Faut-il avoir peur de l'intelligence artificielle ?

Intelligence artificielle : ce qu'en pensent les Provençaux

Intelligence artificielle : ce qu'en pensent les Provençaux

Marseille

Idriss Aberkane est le grand témoin invité par la Caisse d'Epargne CEPAC pour en débattre

Est-ce la conséquence des films et ouvrages de science fiction ? Toujours est-il que l'idée de robots vraiment intelligents met les humains mal à l'aise.
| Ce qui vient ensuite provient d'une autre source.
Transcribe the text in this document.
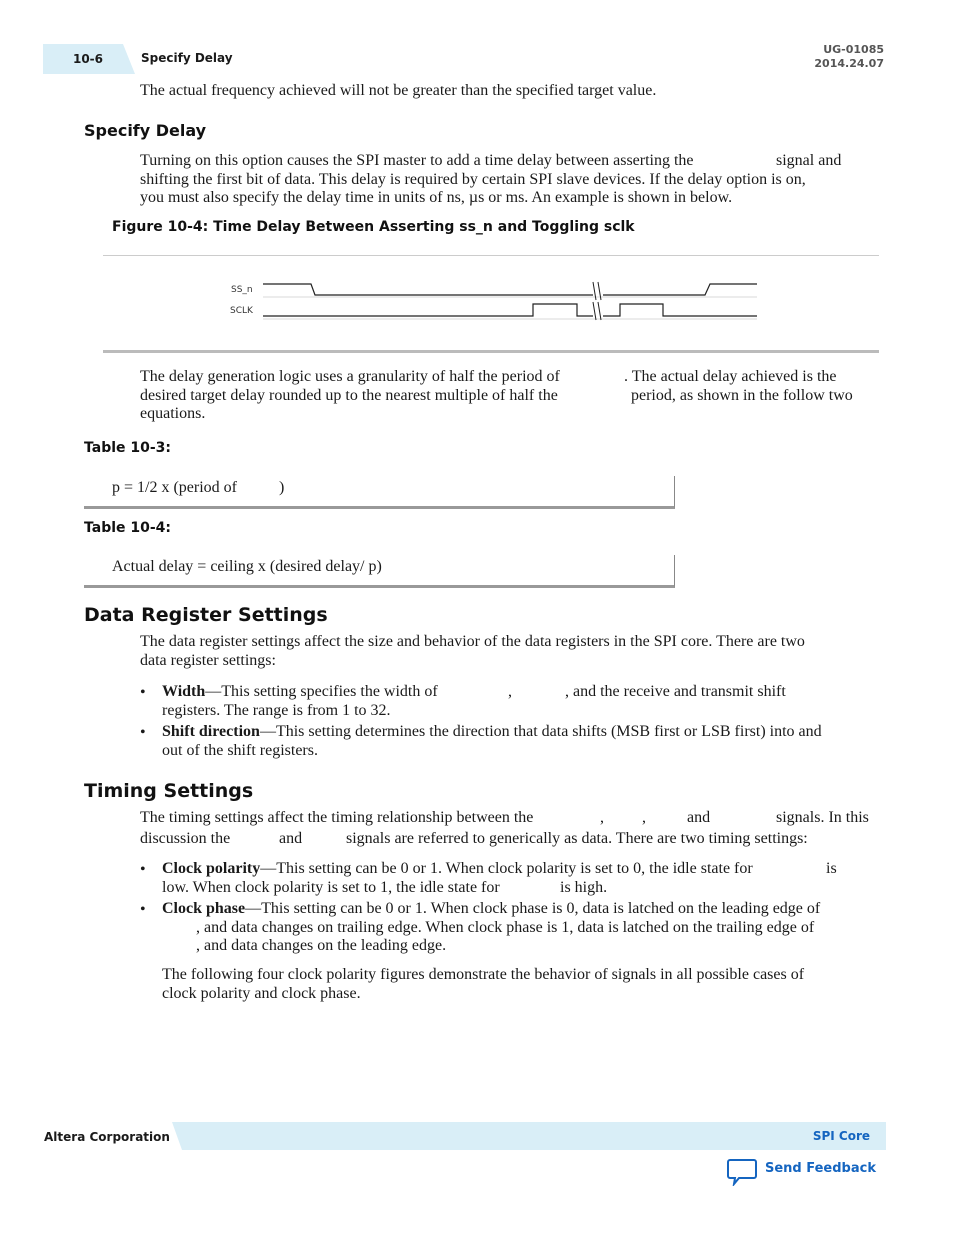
10-6	Specify Delay
UG-01085
2014.24.07
The actual frequency achieved will not be greater than the specified target value.
Specify Delay
Turning on this option causes the SPI master to add a time delay between asserting the	signal and
shifting the first bit of data. This delay is required by certain SPI slave devices. If the delay option is on,
you must also specify the delay time in units of ns, µs or ms. An example is shown in below.
Figure 10-4: Time Delay Between Asserting ss_n and Toggling sclk
SS_n
SCLK
The delay generation logic uses a granularity of half the period of	. The actual delay achieved is the
desired target delay rounded up to the nearest multiple of half the	period, as shown in the follow two
equations.
Table 10-3:
p = 1/2 x (period of	)
Table 10-4:
Actual delay = ceiling x (desired delay/ p)
Data Register Settings
The data register settings affect the size and behavior of the data registers in the SPI core. There are two
data register settings:
• Width—This setting specifies the width of	,	, and the receive and transmit shift
registers. The range is from 1 to 32.
• Shift direction—This setting determines the direction that data shifts (MSB first or LSB first) into and
out of the shift registers.
Timing Settings
The timing settings affect the timing relationship between the	, ,	and	signals. In this
discussion the	and	signals are referred to generically as data. There are two timing settings:
• Clock polarity—This setting can be 0 or 1. When clock polarity is set to 0, the idle state for	is
low. When clock polarity is set to 1, the idle state for	is high.
• Clock phase—This setting can be 0 or 1. When clock phase is 0, data is latched on the leading edge of
, and data changes on trailing edge. When clock phase is 1, data is latched on the trailing edge of
, and data changes on the leading edge.
The following four clock polarity figures demonstrate the behavior of signals in all possible cases of
clock polarity and clock phase.
Altera Corporation	SPI Core
Send Feedback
En Provence, 61 % des habitants la redoutent et 81 % estiment que notre pays n'est pas prêt pour faire face aux changements qu'elle va engendrer. Spécialiste de l'intelligence artificielle et auteur de "Libérez votre cerveau !" (édition Robert Lafont), Idriss Aberkane répondra, ce soir au Silo, à Marseille, sur ce sujet, aux interrogations du public invité par la Caisse d'Epargne CEPAC dans le cadre de ses grands rendez-vous. Thème de ce rendez-vous exceptionnel : "L'intelligence artificielle va-t-elle tuer l'humanité ?"
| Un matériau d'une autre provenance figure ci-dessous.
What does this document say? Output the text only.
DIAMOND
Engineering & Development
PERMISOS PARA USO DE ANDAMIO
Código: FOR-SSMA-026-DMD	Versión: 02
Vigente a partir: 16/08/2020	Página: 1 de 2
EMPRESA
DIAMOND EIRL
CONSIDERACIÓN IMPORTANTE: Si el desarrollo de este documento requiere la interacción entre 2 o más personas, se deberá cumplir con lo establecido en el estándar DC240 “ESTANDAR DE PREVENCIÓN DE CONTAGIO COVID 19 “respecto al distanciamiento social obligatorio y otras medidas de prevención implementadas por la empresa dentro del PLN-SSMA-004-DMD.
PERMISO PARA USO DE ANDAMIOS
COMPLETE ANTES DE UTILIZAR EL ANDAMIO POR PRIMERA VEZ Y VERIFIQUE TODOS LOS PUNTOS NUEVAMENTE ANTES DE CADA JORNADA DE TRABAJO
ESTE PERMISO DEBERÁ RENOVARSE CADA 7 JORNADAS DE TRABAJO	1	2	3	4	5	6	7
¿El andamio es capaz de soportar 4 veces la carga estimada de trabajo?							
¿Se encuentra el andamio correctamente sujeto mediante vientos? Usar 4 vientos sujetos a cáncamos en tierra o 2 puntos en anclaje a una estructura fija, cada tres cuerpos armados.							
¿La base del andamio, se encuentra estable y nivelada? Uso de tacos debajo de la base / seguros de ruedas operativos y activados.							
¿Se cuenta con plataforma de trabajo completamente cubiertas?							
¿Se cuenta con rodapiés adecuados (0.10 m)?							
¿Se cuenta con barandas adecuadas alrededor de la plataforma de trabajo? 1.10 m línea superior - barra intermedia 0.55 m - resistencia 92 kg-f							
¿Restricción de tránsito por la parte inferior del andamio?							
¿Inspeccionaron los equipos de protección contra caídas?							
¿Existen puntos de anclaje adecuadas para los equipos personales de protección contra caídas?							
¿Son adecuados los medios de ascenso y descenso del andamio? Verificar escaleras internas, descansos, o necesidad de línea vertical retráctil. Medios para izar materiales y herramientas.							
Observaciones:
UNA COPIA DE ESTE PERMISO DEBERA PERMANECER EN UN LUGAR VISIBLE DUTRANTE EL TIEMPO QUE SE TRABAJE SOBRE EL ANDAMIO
Idriss Aberkane, président de General Bionic SA : "L'humain va rester supérieur à ses créations"

Idriss Aberkane vient aussi de publier "L'âge de la connaissance".
Idriss Aberkane vient aussi de publier "L'âge de la connaissance". Photo DR

 L'intelligence artificielle est de plus en plus présente dans nos vies. Comment la définiriez-vous ?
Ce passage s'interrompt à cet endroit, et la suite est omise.